La démission de Kofi Annan intervient alors que l'Assemblée générale des Nations unies a massivement condamné vendredi le gouvernement syrien et réclamé une transition politique. Cette instance, qui compte 193 États membres, a adopté un projet de résolution d'inspiration saoudienne exprimant une "grave préoccupation" devant l'escalade des violences.

Cent trente-trois pays ont voté pour, 12 contre et 31 se sont abstenus. Le texte bénéficiait du coparrainage de plusieurs États membres, dont celui de nombreux pays occidentaux. Comme prévu, la Russie, alliée fidèle du président syrien Bachar al Assad, a voté contre ce texte, qui n'a pas de valeur contraignante. Lui ont emboîté le pas des nations connues pour leur hostilité envers l'Occident comme la Chine, l'Iran, la Corée du Nord, la Bilélorussie et Cuba. "Toutes des démocraties exemplaires...", ironise Gérard Araud.

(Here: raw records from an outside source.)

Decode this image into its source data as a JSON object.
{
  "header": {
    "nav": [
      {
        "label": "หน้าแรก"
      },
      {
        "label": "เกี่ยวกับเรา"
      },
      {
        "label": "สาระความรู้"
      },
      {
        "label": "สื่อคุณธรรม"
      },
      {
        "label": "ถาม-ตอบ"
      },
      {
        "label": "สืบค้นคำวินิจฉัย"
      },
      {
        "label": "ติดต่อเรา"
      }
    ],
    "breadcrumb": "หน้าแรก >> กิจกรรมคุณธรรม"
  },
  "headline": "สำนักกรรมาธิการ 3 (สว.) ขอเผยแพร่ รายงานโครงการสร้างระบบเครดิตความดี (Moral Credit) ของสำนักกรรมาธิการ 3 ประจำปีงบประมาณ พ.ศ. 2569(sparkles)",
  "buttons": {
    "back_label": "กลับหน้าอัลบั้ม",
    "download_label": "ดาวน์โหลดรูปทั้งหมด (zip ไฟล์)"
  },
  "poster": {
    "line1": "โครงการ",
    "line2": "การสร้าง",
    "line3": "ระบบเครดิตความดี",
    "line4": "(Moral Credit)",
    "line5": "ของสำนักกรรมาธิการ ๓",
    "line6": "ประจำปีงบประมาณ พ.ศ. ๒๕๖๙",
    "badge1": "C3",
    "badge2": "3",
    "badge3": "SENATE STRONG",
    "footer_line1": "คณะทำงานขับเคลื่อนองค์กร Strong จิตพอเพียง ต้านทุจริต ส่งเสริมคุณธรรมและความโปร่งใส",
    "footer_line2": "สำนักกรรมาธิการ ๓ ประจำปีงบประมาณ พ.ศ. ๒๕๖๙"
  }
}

Au delà de  cette résolution, Paris veut profiter de sa présidence des Nations unies pour "accentuer l'aide humanitaire aux Syriens", à défaut d'une avancée politique, a affirmé Gérard Araud, en mettant en garde Moscou contre un "désastre final". "Progresser d'un point de vue politique, je dois avouer que je pense que ce sera difficile". Mais des choses peuvent être faites "d'un point de vue humanitaire parce qu'on oublie qu'au-delà des blocages du Conseil de sécurité ou de la démission de Kofi Annan, il y a la souffrance des Syriens", a-t-il déclaré.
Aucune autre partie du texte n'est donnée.